Most recently, Rasmussen has contributed his expertise as vice president of executive communication for the Chubb Corporation, working with senior executives of the world’s largest publicly traded property and casualty insurer to meet their internal and external communications needs. 

Rasmussen earned a Bachelor of Arts in Political Science cum laude from Rider, where he wrote his honors thesis on the New Jersey state legislature for the Baccalaureate Honors Program, and a Master of Arts in Political Science from Rutgers University's Eagleton Institute of Politics. He credits David Rebovich, who founded the Institute he now leads, as helping him to launch into his career. Specifically, Rebovich facilitated Rasmussen's first political internship, working on a state Senate campaign as an undergraduate. 

“Dr. Rebovich was a mentor who played an outsized role in shaping the direction of my career,” Rasmussen says. “I couldn’t be happier to be back at Rider and have the opportunity to influence students in a positive and lasting way, just as I was at Rider, and lead the efforts to fulfill the mission of the Institute launched by Dr. Rebovich.”
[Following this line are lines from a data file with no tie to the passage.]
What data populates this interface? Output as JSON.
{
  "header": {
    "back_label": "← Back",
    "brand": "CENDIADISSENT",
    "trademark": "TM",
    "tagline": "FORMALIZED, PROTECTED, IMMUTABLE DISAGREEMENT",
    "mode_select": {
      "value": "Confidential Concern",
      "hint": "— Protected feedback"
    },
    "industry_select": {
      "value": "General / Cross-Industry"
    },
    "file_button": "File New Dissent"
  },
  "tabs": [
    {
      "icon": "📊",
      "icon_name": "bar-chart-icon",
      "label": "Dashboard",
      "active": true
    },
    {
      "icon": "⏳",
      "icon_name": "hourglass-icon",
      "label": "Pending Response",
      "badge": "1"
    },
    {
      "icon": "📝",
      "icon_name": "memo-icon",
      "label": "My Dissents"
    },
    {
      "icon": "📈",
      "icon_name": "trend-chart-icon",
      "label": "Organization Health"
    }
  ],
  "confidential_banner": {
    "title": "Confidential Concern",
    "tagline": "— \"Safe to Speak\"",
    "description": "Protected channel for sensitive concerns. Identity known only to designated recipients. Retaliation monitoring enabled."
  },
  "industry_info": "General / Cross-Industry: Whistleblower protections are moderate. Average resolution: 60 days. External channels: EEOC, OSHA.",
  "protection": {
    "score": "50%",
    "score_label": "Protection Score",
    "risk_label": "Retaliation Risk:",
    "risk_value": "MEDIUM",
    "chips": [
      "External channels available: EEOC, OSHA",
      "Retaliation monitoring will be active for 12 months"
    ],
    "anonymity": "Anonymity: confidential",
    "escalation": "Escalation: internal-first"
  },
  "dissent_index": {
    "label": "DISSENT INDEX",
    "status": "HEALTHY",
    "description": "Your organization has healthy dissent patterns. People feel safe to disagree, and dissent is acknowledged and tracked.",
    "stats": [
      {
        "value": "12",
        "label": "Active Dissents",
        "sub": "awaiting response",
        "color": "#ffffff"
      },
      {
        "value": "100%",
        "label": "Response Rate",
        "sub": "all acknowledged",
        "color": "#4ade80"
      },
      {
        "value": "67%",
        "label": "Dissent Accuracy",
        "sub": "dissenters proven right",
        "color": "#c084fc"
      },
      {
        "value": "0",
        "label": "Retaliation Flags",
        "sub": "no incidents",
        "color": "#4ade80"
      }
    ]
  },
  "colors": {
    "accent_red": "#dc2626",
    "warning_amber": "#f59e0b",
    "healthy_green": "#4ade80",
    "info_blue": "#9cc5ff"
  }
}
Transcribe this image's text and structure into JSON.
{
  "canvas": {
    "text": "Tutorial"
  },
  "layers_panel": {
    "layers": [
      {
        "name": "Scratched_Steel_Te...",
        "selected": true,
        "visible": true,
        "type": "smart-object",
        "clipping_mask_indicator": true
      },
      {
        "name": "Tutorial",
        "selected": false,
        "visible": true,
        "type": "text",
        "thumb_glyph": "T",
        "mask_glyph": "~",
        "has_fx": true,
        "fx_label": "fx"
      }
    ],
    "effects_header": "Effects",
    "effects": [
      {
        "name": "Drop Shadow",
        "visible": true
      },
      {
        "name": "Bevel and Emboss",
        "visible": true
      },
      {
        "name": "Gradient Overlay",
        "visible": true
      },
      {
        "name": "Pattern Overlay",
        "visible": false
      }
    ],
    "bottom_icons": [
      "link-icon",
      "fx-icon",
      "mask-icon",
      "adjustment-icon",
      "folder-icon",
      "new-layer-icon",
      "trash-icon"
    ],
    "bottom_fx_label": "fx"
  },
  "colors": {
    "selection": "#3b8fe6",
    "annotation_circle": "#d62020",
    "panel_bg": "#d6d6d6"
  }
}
Founded in 2001 by Professor David Rebovich (1949–2007), The Rebovich Institute for New Jersey Politics is dedicated to public service and scholarly analysis of government, public policy, campaigns and elections in New Jersey. The Institute is a dynamic and creative home where students can network, study and gain practical experience in New Jersey politics. An integral component of the Institute's success is the active participation of Rider students, including research projects, internships, service learning, job placement and overall career development.

In addition to his duties as director, Rasmussen will serve as an adjunct professor in Rider’s Department of Political Science. For the past 13 years he has taught state, county and local government at Brookdale Community College, as well as courses at Cumberland and Atlantic Cape community colleges. He runs New Jersey Model Congress, a civics education program he founded, and regularly assigns projects that task students with identifying problems in their communities and working with public officials to address them. Student efforts have resulted in the restoration of city parks and the construction of new skate parks, as well as fixed potholes and extended library hours, among other accomplishments. 

“My goal is to bring that kind of tangible, engaged learning to The Rebovich Institute, where students can learn the practical difference they can make in the civic life of their communities, counties and states,” Rasmussen says. 

Rasmussen's work experience also includes serving as the director of corporate communications for New Jersey Resources and its primary subsidiary, New Jersey Natural Gas. In the wake of Superstorm Sandy, he led the crisis communications that kept affected customers, public officials and the media informed throughout widespread system damage. 

He lives with his wife and three daughters in Upper Freehold Township, where he advocates for the preservation of the state's open space and farmland.